Quando esse pacajuense pega a estrada rumo à uma nova vida, a passagem pelas montanhas nordestinas parecem expor a estrutura mais desordenada dessa ideia: a história está na viagem, no trajeto, na busca por algum tipo de anseio honesto em meio ao contexto desse país do futuro onde qualquer possibilidade de arte foi criminalizada. Quando finalmente chega na "cidade grande", Rodson vê se materializar diante de si o estado da censura - dessa vez não dos pais, mas do próprio estado que caça festas clandestinas e do capital que vende as "últimas garrafas de água do mundo". Nesse outro universo de repressão, há muitas outras histórias e submundos que, de alguma forma, "resistem" com muito barulho.

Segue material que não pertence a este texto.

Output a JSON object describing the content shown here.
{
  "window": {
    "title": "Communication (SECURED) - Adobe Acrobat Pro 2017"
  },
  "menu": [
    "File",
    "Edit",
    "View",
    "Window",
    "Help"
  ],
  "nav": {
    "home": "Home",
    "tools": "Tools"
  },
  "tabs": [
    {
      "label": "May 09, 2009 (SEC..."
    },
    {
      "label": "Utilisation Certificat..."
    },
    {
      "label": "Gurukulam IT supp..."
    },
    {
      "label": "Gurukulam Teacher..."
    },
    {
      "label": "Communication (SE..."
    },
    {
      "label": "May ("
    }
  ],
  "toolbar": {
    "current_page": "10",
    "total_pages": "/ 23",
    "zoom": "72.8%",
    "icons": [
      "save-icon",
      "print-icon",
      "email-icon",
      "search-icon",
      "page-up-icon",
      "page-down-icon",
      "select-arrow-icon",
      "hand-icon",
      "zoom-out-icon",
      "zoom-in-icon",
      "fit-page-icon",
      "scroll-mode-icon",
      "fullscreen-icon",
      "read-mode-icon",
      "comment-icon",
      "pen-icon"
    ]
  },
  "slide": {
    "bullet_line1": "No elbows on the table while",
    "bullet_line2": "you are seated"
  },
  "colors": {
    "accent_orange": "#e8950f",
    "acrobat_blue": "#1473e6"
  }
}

Ou seja, claro que essa história não deixa de ser profundamente contemporânea ao refletir sobre os projetos de Brasis que estão em curso nos últimos anos, mas é no humor de sua construção que esse conflito é levado ao ano de 3000.
Nesse contexto, um mundo onde a expressão subjetiva foi completamente suprimida e aniquilada dos meios sociais e midiáticos, Rodson encontra uma metalinguagem política bastante especial ao se deixar ser construído exatamente como um filme poderia existir nessa época fictícia: feito às pressas, sem tempo para elaborações, concebido na clandestinidade com poucos recursos, caótico, mesclado ao documentário, ao experimento (até como forma de protesto), misturado em arquivos hackeados e registrado com ferramentas antigas como se encontradas em ferro-velho. Um Cinema de Garagem do futuro? (pedindo licença aqui a Marcelo Ikeda e Dellani Lima pela projeção e reinterpretação)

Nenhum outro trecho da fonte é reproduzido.